Misaligned snowplough effect and the electromagnetic counterpart to black hole binary mergers

Abstract

We estimate the accretion rates produced when a circumprimary gas disc is pushed into the primary supermassive black hole (SMBH) by the tidal force of the decaying secondary during a SMBH merger. Using the 3D Smoothed Particle Hydrodynamics (SPH) code {\sc phantom}, we extend previous investigations of co-planar discs to the case where the disc and binary orbital planes are misaligned. We consider a geometrically thin disc with inclination angles varying from 1 to 180 degrees and a binary with mass ratio $q$=$10^{-3}$. We find that discs with small inclination angles (< 10 degrees) produce an increase in luminosity exceeding the Eddington rate. By contrast, discs with inclinations between 20 and 30 degrees show a less pronounced rise in the accretion rate, whilst discs inclined by 180 degrees show no peak in the mass accretion rate.
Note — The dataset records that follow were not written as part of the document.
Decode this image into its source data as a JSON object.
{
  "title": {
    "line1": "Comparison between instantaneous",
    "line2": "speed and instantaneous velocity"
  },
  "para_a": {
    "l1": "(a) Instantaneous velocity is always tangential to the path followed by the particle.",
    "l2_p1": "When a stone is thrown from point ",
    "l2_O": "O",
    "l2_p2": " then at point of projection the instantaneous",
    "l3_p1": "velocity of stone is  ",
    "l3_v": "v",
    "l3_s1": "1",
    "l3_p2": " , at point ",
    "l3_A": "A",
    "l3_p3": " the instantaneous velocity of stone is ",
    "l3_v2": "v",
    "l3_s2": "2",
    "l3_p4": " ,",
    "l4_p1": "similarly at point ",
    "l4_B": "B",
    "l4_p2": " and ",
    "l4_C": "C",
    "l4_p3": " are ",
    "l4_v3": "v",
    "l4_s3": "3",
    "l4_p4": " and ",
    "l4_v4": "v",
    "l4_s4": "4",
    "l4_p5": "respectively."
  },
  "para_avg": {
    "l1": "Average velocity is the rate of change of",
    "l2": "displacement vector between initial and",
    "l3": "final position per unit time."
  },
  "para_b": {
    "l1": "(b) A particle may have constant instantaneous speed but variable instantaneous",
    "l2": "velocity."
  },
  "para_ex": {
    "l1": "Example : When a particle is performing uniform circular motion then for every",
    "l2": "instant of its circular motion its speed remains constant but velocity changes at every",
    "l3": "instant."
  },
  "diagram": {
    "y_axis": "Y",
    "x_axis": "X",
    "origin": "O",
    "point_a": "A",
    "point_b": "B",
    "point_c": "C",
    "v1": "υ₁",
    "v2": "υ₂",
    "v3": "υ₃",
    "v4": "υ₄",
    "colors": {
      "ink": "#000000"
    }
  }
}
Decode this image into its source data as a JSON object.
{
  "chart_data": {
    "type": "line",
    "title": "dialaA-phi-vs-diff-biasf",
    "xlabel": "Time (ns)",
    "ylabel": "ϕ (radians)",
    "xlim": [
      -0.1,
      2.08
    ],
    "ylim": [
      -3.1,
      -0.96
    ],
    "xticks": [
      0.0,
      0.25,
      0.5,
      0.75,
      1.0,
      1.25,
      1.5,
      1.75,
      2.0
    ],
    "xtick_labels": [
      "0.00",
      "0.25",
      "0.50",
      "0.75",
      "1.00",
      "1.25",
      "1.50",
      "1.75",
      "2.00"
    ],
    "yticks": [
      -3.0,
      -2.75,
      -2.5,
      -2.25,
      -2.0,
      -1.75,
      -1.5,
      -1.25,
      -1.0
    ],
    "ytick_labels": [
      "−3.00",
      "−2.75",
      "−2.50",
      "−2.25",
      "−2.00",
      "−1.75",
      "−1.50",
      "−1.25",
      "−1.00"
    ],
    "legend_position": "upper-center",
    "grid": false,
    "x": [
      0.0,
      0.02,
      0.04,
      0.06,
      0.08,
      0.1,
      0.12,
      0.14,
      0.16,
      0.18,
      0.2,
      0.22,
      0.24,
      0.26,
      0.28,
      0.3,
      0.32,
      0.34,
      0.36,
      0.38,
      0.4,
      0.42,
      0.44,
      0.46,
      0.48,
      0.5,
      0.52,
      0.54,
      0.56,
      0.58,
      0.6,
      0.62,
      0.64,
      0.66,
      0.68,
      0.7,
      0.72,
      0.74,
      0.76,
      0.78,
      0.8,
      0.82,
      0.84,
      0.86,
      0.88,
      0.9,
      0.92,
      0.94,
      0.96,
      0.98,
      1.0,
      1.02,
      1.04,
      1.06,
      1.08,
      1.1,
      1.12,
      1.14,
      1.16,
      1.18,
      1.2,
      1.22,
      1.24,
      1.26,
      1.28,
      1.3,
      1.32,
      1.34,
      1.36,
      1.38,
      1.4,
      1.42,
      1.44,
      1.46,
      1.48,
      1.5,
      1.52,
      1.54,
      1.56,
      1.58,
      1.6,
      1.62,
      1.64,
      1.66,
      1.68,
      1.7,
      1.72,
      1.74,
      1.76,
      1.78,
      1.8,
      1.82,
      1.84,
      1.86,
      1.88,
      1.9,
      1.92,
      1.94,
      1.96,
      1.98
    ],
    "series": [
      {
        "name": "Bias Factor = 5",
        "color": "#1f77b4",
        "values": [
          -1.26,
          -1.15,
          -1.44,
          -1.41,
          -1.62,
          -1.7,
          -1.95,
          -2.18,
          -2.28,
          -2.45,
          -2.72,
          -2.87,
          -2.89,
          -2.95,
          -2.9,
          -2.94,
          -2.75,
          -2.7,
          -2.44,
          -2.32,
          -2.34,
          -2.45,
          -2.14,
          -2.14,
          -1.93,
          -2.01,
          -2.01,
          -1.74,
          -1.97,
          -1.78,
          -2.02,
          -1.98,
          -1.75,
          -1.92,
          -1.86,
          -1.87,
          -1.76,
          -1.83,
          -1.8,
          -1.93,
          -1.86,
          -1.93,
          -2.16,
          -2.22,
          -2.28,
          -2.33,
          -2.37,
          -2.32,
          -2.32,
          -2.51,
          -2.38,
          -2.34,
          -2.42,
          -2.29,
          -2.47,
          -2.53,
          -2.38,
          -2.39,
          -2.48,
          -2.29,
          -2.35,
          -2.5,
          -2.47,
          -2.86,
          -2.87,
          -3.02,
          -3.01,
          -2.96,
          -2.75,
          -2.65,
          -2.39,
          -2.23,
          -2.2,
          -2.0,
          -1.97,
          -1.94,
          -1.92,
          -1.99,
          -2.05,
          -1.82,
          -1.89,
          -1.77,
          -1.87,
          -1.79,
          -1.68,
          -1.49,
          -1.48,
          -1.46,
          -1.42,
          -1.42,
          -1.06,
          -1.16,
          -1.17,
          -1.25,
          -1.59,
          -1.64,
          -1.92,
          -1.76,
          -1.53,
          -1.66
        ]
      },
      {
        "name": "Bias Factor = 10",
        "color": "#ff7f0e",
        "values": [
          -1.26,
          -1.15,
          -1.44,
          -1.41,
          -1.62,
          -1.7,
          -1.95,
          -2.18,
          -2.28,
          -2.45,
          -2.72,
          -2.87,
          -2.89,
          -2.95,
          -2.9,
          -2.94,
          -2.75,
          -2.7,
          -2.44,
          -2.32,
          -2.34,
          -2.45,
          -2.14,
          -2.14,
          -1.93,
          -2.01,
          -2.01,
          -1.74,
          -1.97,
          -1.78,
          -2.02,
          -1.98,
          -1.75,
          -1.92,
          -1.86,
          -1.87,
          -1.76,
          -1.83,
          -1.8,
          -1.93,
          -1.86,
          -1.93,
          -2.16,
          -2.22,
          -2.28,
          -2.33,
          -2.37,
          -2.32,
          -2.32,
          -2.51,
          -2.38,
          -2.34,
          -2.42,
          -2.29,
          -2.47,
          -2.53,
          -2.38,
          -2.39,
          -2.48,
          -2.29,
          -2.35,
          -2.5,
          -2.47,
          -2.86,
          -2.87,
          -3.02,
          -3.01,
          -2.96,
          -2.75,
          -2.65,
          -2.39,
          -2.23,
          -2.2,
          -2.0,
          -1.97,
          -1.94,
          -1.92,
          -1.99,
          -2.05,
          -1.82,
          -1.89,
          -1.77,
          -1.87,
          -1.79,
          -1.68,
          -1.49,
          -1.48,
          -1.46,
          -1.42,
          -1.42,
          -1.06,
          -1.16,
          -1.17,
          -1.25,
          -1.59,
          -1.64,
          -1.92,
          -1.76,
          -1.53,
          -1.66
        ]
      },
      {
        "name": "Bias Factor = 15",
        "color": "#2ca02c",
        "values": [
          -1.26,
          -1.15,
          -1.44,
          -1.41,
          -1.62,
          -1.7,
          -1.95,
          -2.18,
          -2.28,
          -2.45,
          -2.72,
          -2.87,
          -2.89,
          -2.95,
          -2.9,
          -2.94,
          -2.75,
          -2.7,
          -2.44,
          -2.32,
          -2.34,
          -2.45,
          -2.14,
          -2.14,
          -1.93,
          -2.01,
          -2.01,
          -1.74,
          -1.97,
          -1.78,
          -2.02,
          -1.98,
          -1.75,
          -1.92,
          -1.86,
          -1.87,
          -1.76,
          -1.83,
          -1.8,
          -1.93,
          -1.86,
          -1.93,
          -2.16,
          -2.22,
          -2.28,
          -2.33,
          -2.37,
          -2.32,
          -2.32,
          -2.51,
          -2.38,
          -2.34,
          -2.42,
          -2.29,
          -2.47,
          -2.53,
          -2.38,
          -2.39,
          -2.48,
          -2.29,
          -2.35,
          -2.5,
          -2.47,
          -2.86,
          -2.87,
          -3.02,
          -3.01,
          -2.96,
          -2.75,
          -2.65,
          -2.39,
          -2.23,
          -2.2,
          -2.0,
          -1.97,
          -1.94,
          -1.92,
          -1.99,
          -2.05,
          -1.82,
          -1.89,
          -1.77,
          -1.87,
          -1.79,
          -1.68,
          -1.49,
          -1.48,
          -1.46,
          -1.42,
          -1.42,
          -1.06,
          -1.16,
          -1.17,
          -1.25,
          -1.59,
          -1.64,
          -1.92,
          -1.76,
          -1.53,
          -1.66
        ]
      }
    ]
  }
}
While previous analytic work predicted that the effective tidal torque drops with increasing inclination angle, we show that the misaligned snowplough effect remains important even for angles larger than the disc aspect ratio. The rise in the accretion rate produced by discs inclined at small angles to the binary orbit can produce an electromagnetic counterpart to the gravitational wave signal emitted from final stages of the binary orbital decay.